Electrochemical storage mechanism of interstratification-assembled Ti3C2Tx MXene/NiCo-LDHs electrode in alkaline, acid and neutral electrolytes

Different kinds of two-dimensional hybrid electrodes have high theoretical capacitance and energy density. However, the origin of the electrochemical storage mechanism still remains elusive in alkaline, acid and neutral electrolytes. Herein, the interstratification-assembled Ti3C2Tx MXene/NiCo-LDHs electrodes were successfully prepared and studied in different electrolytes by in-situ Raman spectroscopy. The results show that H2O molecules in neutral electrolyte combine with -OH at the end of Ti3C2Tx MXene during charging, and debonding occurs during discharge. Similarly, this reaction also occurs in the discharge process with NiCo-LDHs and provides smaller pseudocapacitance characteristics. Although this pseudocapacitance reaction also occurs in acidic and alkaline electrolytes, however, the difference is that the hydrogen ions will promote the electrochemical performance of Ti3C2Tx MXene and has a certain corrosion consumption effect on NiCo-LDHs, but generally improve the electrochemical performance of Ti3C2Tx MXene/NiCo-LDHs. Interestingly, the OH- in alkaline electrolyte can promote the electrochemical performance of NiCo-LDHs, and produce a new electrochemical reaction with -F between the layers of Ti3C2Tx MXene, which greatly improves the overall electrochemical performance of this hybrid electrodes.

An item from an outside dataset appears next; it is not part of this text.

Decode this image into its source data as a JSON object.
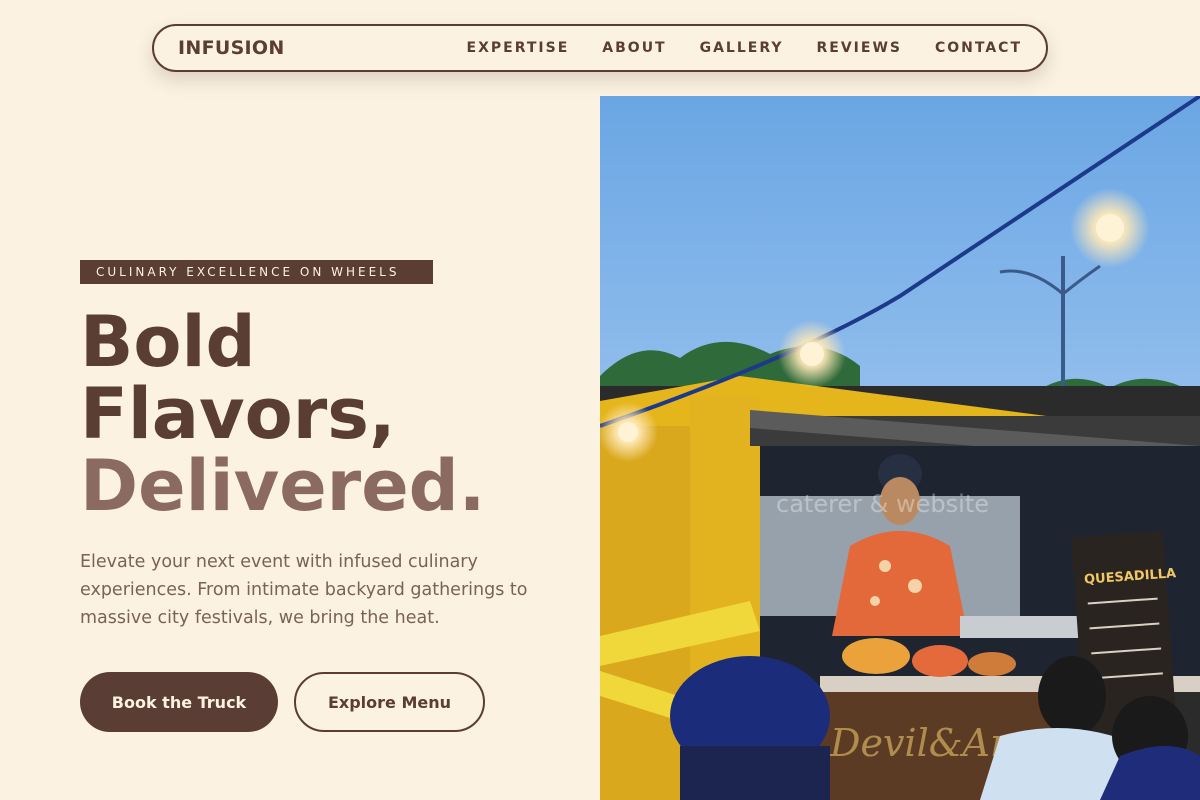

As a result, Ti3C2Tx MXene/NiCo-LDHs electrodes have the best electrochemical performance in alkaline electrolyte with capacitance of 283 F g-1, energy density of 14.2 Wh kg- 1 and power density of 3007.1 W kg- 1. This work lays a foundation for the preparation of high-performance twodimensional hybrid electrochemical energy storage devices.